We will get through this crisis and put this all behind us. Better days lie ahead. With the tough but necessary actions we are now taking, we are doing what is required for us to preserve the health of the company and ensure that we are strong when we get to the other side. Our future is further protected by our strong financial position with substantial cash reserves and virtually no debt due before 2024. And when the crisis abates, we look forward to resuming our growth and building on our strong strategic position as a leader in the audio business, including the best lineup of local radio stations in the United States.
I deeply appreciate your dedication and commitment and look forward to better times ahead.
We will be following up with additional information shortly.
Yours, David
The cutbacks follow similar moves made by other broadcasters during the past week.

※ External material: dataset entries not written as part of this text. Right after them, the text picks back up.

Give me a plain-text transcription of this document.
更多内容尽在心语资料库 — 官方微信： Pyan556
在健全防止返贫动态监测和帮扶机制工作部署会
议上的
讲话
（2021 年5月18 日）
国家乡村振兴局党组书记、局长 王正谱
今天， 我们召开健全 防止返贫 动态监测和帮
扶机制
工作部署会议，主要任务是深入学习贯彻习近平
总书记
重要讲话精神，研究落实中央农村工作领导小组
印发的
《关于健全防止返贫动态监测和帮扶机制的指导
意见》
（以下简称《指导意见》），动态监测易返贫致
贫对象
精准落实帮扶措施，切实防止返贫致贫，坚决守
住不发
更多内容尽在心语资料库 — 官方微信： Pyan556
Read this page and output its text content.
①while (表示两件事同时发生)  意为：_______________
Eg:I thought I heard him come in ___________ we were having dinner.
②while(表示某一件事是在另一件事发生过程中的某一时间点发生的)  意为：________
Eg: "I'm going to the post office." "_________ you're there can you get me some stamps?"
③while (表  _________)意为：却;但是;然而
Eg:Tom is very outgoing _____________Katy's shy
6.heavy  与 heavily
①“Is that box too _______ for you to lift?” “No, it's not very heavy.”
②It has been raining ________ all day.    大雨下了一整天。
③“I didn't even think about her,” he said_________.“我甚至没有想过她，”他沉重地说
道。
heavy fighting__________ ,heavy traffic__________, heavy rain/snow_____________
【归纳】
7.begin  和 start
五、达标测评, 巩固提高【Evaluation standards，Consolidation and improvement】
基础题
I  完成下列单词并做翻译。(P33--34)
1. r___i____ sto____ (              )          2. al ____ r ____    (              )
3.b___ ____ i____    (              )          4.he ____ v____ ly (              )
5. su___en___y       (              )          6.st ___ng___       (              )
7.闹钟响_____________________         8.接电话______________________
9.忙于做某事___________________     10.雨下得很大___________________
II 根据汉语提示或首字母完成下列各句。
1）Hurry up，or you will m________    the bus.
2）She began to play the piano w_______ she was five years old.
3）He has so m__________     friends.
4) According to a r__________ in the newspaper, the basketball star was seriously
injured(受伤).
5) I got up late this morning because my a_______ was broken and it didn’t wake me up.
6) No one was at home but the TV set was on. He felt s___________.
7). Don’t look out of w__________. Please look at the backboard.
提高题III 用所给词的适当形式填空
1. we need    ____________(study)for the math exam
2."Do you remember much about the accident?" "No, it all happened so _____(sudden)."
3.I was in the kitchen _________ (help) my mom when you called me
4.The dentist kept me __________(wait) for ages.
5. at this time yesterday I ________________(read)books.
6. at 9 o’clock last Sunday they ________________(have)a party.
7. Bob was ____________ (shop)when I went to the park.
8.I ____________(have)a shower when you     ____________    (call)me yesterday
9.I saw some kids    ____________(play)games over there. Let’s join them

On Monday Townsquare Media Group let 65 employees go and nearly 20 senior executives volunteered to take a 10% temporary pay reduction. The same day iHeartMedia announced steps to reduce costs without resorting to permanent layoffs. On Wednesday, Beasley Media Group eliminated a total of 67 positions across the company and furloughed 18 full-time and several part-time employees Last Friday, Adams Radio Group said all its employees agreed to take a 10% temporary pay cut to prevent any downsizing of the company’s staff.
This week's bad news for radio echos the torrent of Americans filing for unemployment insurance.
The Labor Department reported Thursday more than 6.6 million new claims were filed last week. That brings to 10 million the total Americans who filed over the past two weeks.
That brings the two-week total to about 10 million due to the coronavirus-induced economic shutdown.